In fact, research from the Society of Actuaries revealed that around a third of current retirees indicate the 2008 crisis affected when they were able to retire, what they could spend in retirement, or both. In fact:

  • 22% said they felt less financially secure about retiring
  • 11% said they had to spend less in their later years
  • 4% said they had to postpone their retirement date

Of those who cut back on spending, a majority did so by making three primary life changes: They traveled less often; they didn't eat out as often; and they made fewer purchases. A full 79% of retirees who took action to decrease their spending simply reduced their purchases, while 66% reduced travel expenses and 61% cut down on dining out. And 16% of retirees made an even more drastic choice in response to spending cuts necessitated by the crisis, opting to move to less expensive housing

While these types of life changes are ones you can make if you have to, it's not ideal to be forced by a financial crisis into a situation where you can't fully enjoy your retirement years after you've worked hard all your life. 

You can take steps to make sure you still have a secure retirement

While a financial crisis can derail your retirement, it doesn't have to have that effect. The key is to anticipate that economic downturns will happen during your working life and to be prepared for them.

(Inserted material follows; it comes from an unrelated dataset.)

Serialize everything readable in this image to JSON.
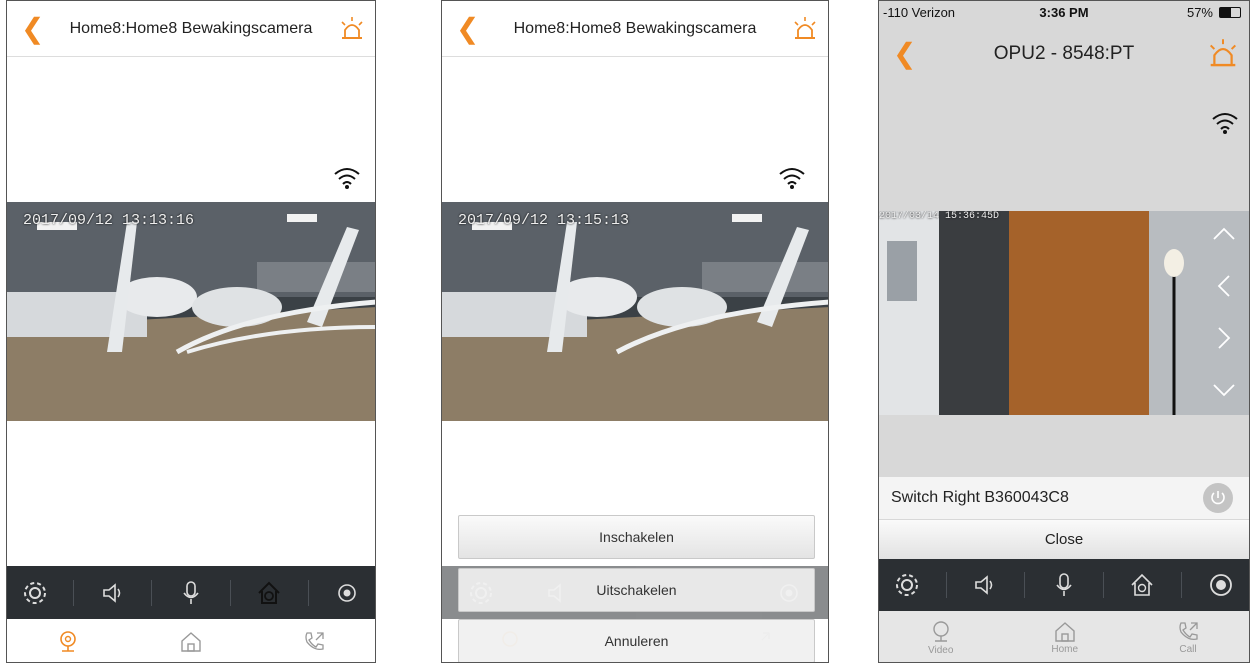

That means taking steps such as investing more during the good times in case you have to pause or slow retirement account contributions during periods of unemployment. It also means building a diverse portfolio of investments you'll be content to hold for the long term, and making sure you have an emergency fund so you don't need to raid your investment accounts when things get tough. 

While taking these steps may be challenging, downturns are inevitable, so it's worth doing to ensure they don't derail your plans for your later years. You'll be glad you made the effort when you're able to retire on your own schedule and aren't forced to give up your dreams because of bad economic news.